Values

Participation:  It is imperative that people with a disability are involved in and, to the greatest extent possible, own the decisions and activities that directly impact upon their lives. This ensures relevance to decisions made about priorities and activities, and is demonstrated to improve the sustainability of outcomes.  Communities and their governments are instigators of change and also need to ensure optimal outcomes for children and adults with a disability.  Awareness, commitment and knowledge are key factors in effective participation.

Partnership: Working in partnership helps to ensure the relevance of actions, build capacity, develop and share knowledge towards an inclusive society.

Mutual accountability: All individuals and organisations involved in decisions that affect children and adults with a disability are accountable to the individuals, communities and partners worked with. Inclusion Matters is committed to ensuring transparency internally within the organisation, external work, and additionally its partners.

Approaches

We believe that disability is a cross-cutting issue.  Specific consideration of the needs and rights of children and adults with a disability is required in multiple sectors, including but not limited to, education, child protection, health, gender, development, poverty reduction and disaster relief.

We approach our work through both rights-based and strengths-based perspectives.

Rights-Based: In line with the United Nations Convention on the Rights of Persons with Disabilities a human rights approach is taken when working towards the inclusion of children and adults with disabilities in their communities.  We believe that every adult and child with a disability has the same rights as those of their peers to actively participate, access mainstream and specialist services and be welcomed and included within their home and community, free from discrimination and harm.

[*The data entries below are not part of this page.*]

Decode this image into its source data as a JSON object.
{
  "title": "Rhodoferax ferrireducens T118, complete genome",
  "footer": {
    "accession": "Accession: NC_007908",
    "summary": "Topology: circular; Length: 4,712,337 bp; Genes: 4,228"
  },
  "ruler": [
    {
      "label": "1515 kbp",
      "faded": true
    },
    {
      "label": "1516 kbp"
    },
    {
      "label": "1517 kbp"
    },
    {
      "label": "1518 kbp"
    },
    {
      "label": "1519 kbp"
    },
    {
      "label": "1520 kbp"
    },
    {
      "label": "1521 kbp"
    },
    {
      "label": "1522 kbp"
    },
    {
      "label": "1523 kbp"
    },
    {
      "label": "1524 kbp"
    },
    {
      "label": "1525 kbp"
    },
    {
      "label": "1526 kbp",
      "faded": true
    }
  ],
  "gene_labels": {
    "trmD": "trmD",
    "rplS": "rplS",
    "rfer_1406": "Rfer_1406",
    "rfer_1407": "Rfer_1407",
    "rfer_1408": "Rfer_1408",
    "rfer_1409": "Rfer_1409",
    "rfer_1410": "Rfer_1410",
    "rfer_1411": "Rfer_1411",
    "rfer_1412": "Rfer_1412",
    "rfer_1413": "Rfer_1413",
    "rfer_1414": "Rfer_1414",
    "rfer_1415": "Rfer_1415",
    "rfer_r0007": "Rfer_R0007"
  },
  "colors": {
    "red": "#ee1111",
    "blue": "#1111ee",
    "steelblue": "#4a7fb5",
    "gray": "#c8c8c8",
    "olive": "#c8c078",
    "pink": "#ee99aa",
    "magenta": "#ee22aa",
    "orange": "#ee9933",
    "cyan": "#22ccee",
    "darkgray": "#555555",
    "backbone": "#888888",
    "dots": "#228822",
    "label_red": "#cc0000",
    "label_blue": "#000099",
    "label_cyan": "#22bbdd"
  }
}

In taking a rights-based approach we work from the assumption that children and adults with and without a disability are equally entitled to benefit from opportunities. This involves families, communities, organisations and governments working together to ensure children and adults with a disability are able to enjoy their entitlements.  This is a proactive approach that does not reflect the sentiments of pity or charity based approaches.

Strengths-Based: Every child and adult has capacities, abilities and ideas.  We believe that all children, adults, families and communities have individual and collective strengths that can be harnessed to ensure inclusion is effective and sustainable.  The strengths-based approach ensures that children and adults with a disability and their families are paramount in contributing to relevant social change, effectively challenging stereotypes or negative concepts of disability

Our focus is on long-term outcomes that stimulate cycles of continuous improvement.  We work by evidence based practice and promote the importance of evaluation measures and tracking outcomes.